Noi che pure non ci siamo mai fatti mancare niente – comunismo, fascismo e terrorismo rosso e nero compresi – fin qui ne eravamo rimasti esenti: le «menti arrabbiate», come le chiamava Hofstadter, nell’Italia repubblicana sono rimaste ai margini della politica, hanno frequentato le ridotte dell’eversione e sono state perlopiù fenomeni di nicchia o al servizio di interessi o ideologie più strutturate che comunque si fronteggiavano nelle trincee democratiche della Guerra fredda. Le ideologie novecentesche erano radicate nella società, basti pensare al Pci e al Msi, e sono riuscite a contenere l’animosità, la passione e il delirio delle minoranze esagitate. Ma sconfitto il comunismo, e assorbito il reducismo fascista, le cose sono cambiate.
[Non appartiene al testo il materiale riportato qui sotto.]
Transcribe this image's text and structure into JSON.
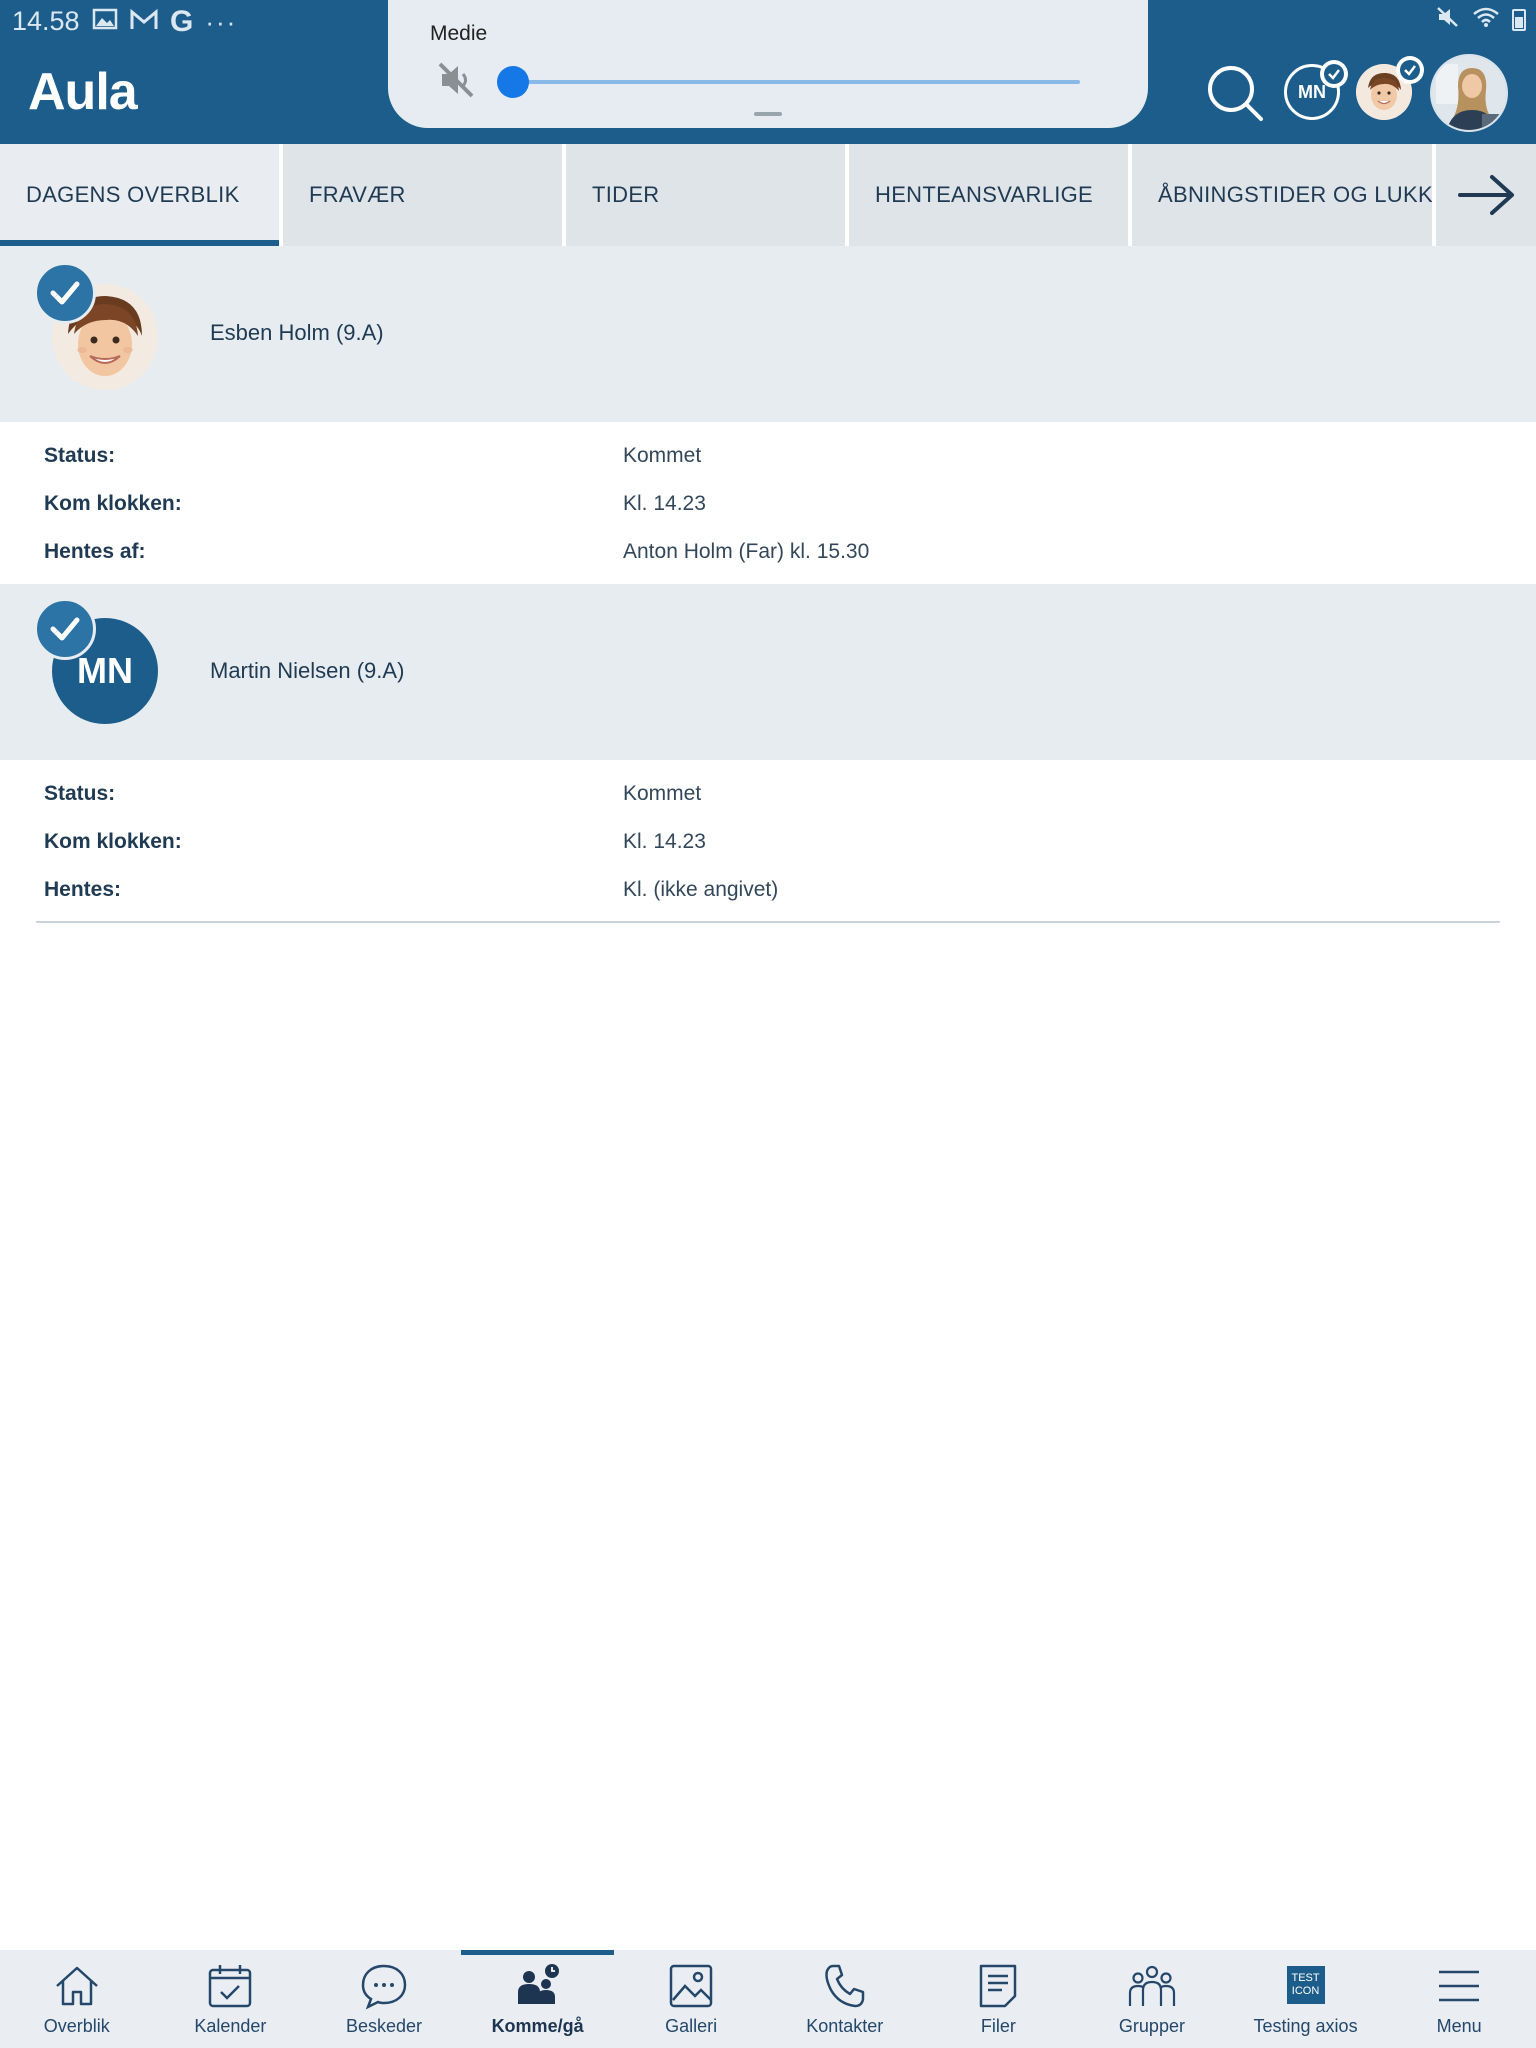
{
  "status_bar": {
    "time": "14.58",
    "left_icons": [
      "image-icon",
      "gmail-icon",
      "google-icon",
      "more-icon"
    ],
    "right_icons": [
      "mute-icon",
      "wifi-icon",
      "battery-icon"
    ]
  },
  "app": {
    "name": "Aula"
  },
  "media_panel": {
    "label": "Medie",
    "volume": 0
  },
  "header": {
    "avatars": [
      {
        "name": "mn-avatar",
        "initials": "MN",
        "checked": true
      },
      {
        "name": "esben-avatar",
        "checked": true
      },
      {
        "name": "profile-avatar"
      }
    ]
  },
  "tabs": [
    {
      "label": "DAGENS OVERBLIK",
      "active": true
    },
    {
      "label": "FRAVÆR",
      "active": false
    },
    {
      "label": "TIDER",
      "active": false
    },
    {
      "label": "HENTEANSVARLIGE",
      "active": false
    },
    {
      "label": "ÅBNINGSTIDER OG LUKKE",
      "active": false
    }
  ],
  "children": [
    {
      "name": "Esben Holm (9.A)",
      "rows": [
        {
          "label": "Status:",
          "value": "Kommet"
        },
        {
          "label": "Kom klokken:",
          "value": "Kl. 14.23"
        },
        {
          "label": "Hentes af:",
          "value": "Anton Holm (Far) kl. 15.30"
        }
      ]
    },
    {
      "name": "Martin Nielsen (9.A)",
      "initials": "MN",
      "rows": [
        {
          "label": "Status:",
          "value": "Kommet"
        },
        {
          "label": "Kom klokken:",
          "value": "Kl. 14.23"
        },
        {
          "label": "Hentes:",
          "value": "Kl. (ikke angivet)"
        }
      ]
    }
  ],
  "bottom_nav": [
    {
      "label": "Overblik",
      "icon": "home-icon"
    },
    {
      "label": "Kalender",
      "icon": "calendar-icon"
    },
    {
      "label": "Beskeder",
      "icon": "messages-icon"
    },
    {
      "label": "Komme/gå",
      "icon": "comego-icon",
      "active": true
    },
    {
      "label": "Galleri",
      "icon": "gallery-icon"
    },
    {
      "label": "Kontakter",
      "icon": "phone-icon"
    },
    {
      "label": "Filer",
      "icon": "files-icon"
    },
    {
      "label": "Grupper",
      "icon": "groups-icon"
    },
    {
      "label": "Testing axios",
      "icon": "test-icon",
      "icon_text": [
        "TEST",
        "ICON"
      ]
    },
    {
      "label": "Menu",
      "icon": "menu-icon"
    }
  ],
  "colors": {
    "primary": "#1d5d8b",
    "panel": "#e7ecf0",
    "tab_bg": "#dfe4e9",
    "media_knob": "#1578e6"
  }
}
Oggi i protagonisti non sono più i vecchi partiti, né i loro eredi: nessuno può pensare davvero che in caso di vittoria della sinistra «i cavalli dei cosacchi si abbevereranno nelle fontane di San Pietro». I nostalgici dell’antica tradizione di sinistra, ridotti a percentuali da mozione Civati, al massimo si potrebbero abbeverare di sambuca al Bar Necchi del Pigneto. E vogliamo prendere sul serio Fratelli d’Italia o la Destra di Storace?
Con l’avvento di Beppe Grillo, della Casaleggio Associati e della loro ideologia da romanzi Urania è cambiato tutto: lo stile paranoico ora è tra noi. Quello che scrive Sunstein vale anche per i grillisti:
la sindrome da accerchiamento, l’idea che gli altri, i cattivi, stiano tramando con metodi illeciti, anzi occulti, per piegare il movimento, i diritti civili, la democrazia. Non credono a niente, quindi credono a tutto, dalle sirene alle scie chimiche, e non c’è verso di farli ragionare. Sono fanatici e non si fidano di nessuno, nemmeno dei loro amici. Presumono sempre la cattiva fede di chiunque non faccia parte del clan, e sospettano che anche i membri ristretti del gruppo possano essere potenziali traditori.
Infine sono vittimisti, si oppongono alla mediazione, celebrano l’indifferenza allo scambio. Per loro ogni giorno è quello del giudizio, del colpo di Stato, dell’apocalisse. E non si capisce mai se lo temano o se ne siano tentati.
Questa intransigenza insensata non è una strategia, come prescritto dai manuali dei regimi totalitari. Non sono così raffinati. Il lato paranoico è l’essenza stessa del movimento: si comportano come fascisti o polpottisti, con violenza per ora soltanto verbale, ma in realtà non sanno, non capiscono, non conoscono. Il deputato che urla in Parlamento «boia chi molla» convinto di difendere il collega che aveva dato di «boia» al presidente Napolitano non sa che quello è stato un motto caro al Duce e, poi, l’inno dei moti della Reggio Calabria di Ciccio Franco. O quell’esperto di comunicazione un metro sotto Casaleggio che, in un italiano stentato ma d’ordinanza, spiega che anche se i grillini fossero stupratori potenziali non ci sarebbe nessun pericolo per la presidente Boldrini, be’, anche lui non si rende conto di cosa sta dicendo. Esattamente come il führer massimo, Grillo Giuseppe detto Beppe, quando chiede alla Rete che cosa ci farebbe con la Boldrini in macchina.
Quello che voglio dire è che non ci fanno, ci sono. E non lo sanno.